CINCINNATI — Walking through the newest house on Hemlock Street, Jaslynne Scruggs can’t help but feel a surge of pride.

She’ll happily point out the trim, door frames, and other detail work, all put together by her and her fellow Building Value participants. 

She’s one of more than 40 construction workers in training who had a hand in building the three-bedroom house in Cincinnati’s Walnut Hills neighborhood, through a partnership between Easterseals Redwood, the Port, and local construction companies.


What You Need To Know

  • Easterseals Redwood offers several construction training programs

  • The organization partners with companies to provide employment opportunities

  • Participants get hands-on experience with commercial and residential builds and demolitions

  • The Hemlock St. project will be an affordable home for a Cincinnati family

The collaboration hopes to do good on multiple fronts, providing job training in a high-demand field, making use of vacant property, and putting young men and women who might have barriers to employment to work.

Scruggs said she always had an affinity for DIY projects, but building and construction seemed inaccessible. It was difficult to imagine how she’d gain those skills, and she wasn’t sure where to start looking for training. A friend suggested the Building Value program through Easterseals Redwood. 

“We’ve gained a lot from being able to be in there,” she said. “They taught me a lot of tricks.”

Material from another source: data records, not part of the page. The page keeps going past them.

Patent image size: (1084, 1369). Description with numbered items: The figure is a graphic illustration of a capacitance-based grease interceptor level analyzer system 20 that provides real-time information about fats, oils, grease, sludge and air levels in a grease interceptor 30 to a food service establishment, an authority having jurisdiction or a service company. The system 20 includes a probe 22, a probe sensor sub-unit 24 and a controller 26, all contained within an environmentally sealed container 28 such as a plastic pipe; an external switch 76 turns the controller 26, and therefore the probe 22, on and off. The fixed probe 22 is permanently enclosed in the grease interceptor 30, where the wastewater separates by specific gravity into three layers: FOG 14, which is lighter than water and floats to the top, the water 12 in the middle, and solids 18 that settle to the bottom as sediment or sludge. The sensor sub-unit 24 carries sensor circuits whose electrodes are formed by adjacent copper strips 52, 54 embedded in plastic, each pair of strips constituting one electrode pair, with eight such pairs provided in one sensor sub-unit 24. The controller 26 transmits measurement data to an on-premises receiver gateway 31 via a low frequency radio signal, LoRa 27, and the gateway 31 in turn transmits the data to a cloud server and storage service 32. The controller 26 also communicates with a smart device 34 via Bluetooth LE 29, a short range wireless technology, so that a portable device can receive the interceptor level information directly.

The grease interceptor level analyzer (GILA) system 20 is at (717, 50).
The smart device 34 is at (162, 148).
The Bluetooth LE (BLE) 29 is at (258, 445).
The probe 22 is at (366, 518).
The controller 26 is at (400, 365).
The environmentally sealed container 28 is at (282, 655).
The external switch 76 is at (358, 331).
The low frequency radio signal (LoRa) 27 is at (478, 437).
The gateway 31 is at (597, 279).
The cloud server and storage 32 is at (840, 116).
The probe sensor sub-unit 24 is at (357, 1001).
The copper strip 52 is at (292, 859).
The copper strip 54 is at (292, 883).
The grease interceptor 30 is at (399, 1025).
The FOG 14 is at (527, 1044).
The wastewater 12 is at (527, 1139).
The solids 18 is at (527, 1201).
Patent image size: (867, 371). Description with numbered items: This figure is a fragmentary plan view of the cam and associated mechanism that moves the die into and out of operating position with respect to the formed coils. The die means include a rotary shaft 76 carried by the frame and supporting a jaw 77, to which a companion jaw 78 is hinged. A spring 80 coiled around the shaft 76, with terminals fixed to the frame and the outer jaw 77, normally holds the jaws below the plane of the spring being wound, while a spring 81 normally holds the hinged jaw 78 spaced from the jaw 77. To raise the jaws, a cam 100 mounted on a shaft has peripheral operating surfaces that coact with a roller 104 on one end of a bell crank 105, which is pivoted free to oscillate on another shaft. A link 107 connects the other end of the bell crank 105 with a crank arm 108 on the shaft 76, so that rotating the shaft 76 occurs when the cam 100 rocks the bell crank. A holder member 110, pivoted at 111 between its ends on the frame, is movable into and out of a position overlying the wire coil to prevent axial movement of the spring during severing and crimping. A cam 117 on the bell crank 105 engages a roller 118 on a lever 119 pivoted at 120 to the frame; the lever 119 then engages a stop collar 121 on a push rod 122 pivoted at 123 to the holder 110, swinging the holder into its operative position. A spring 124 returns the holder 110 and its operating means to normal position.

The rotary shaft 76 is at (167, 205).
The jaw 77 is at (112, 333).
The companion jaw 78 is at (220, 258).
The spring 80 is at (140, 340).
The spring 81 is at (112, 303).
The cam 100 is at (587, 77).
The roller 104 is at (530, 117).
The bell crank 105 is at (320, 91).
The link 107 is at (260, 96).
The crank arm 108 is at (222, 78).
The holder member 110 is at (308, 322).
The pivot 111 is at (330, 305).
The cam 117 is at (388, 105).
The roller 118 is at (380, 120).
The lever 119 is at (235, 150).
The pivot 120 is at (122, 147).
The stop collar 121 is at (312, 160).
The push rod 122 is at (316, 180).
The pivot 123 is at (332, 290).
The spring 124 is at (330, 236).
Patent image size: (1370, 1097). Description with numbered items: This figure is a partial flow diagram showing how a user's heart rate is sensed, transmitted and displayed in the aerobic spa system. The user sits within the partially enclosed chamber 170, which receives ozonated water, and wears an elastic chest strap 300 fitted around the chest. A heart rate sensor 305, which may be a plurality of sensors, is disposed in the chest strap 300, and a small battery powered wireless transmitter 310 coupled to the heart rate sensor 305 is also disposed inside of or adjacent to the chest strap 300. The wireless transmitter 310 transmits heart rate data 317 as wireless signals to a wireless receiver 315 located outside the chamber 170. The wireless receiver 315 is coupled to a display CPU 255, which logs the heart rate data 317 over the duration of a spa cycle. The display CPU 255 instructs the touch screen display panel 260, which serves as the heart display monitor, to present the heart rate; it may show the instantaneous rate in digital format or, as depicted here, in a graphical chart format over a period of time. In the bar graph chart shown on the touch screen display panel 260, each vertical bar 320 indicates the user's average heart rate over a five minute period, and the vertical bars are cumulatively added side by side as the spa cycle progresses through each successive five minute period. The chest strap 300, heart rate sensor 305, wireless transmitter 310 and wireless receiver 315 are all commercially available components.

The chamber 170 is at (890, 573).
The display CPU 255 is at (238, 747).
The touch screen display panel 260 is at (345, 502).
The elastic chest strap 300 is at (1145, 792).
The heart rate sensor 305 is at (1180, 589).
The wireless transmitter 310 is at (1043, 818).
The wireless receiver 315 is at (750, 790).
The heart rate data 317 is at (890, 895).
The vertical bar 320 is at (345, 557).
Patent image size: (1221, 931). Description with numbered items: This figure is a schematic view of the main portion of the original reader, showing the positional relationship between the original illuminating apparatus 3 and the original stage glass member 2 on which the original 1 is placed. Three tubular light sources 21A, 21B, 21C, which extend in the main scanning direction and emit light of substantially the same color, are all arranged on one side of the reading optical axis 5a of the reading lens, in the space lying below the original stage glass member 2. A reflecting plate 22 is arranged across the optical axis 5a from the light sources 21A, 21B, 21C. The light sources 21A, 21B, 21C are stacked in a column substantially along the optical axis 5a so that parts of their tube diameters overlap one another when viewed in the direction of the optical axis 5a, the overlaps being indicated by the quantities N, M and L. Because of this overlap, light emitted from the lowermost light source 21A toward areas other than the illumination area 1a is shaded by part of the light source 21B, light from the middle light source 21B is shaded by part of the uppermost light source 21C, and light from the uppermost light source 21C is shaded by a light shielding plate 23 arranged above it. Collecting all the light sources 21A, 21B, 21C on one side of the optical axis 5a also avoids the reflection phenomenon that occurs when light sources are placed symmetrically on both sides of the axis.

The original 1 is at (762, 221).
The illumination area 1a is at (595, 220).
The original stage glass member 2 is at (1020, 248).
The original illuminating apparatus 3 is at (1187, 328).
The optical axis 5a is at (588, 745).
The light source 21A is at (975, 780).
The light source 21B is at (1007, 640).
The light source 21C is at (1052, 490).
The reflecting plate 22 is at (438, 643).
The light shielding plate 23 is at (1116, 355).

Scruggs walks through the Hemlock St. property. (Spectrum News 1/ Michelle Alfini)

Most of the work is demolition. Building Value takes down homes and commercial properties and salvages and recycles any building materials it can. On the Hemlock St. project though, Scruggs said she got her first opportunity to be a part of a build.

“This is my goal,” she said. “I want to be in residential. I want to be able to do this every day.”

Besides the Building Value program, participants from other Easterseals construction training programs, such as YouthBuild and FastTrac, assisted with the design, fabrication, and construction of the house. It was built almost entirely off-site, through Unibilt, transported to Walnut Hills in four pieces, and put together on site. 

“You can see where it meets, like if you look in this seam right here,” Scruggs said, walking through the building. “Then we put a piece of plywood on just to cover it up and this will just be dry walled flat.”

The Hemlock property is the first fabrication project and partnership with Unibilt, but Debbie Smith, the vice president of economic empowerment, said Easterseals is hoping to provide more partnerships with a diverse selection of construction companies to build these connections and potential pathways to employment.

“These are high-demand jobs that these students will gain in construction,” she said. “We focus on working with individuals of color and females and getting them connected to the construction industry.”

Building Value also assists with commercial demolition projects. (Spectrum News 1/ Michelle Alfini)

For Scruggs, it’s already panned out. She said she got an offer from a construction company just a few weeks into her training with Building Value and plans to start as soon as she completes her OSHA training. It’s a massive step forward from where she was a little over a month ago.

“You really have no idea what goes into a house until you’re the one doing it,” she said. “At this point, with today’s techniques and the few things that they taught me, I feel like I could build a whole house.”

The Hemlock Street project is a few finishing touches away from its completion. By the end of the summer, the home will be sold to a Cincinnati family for below-market value.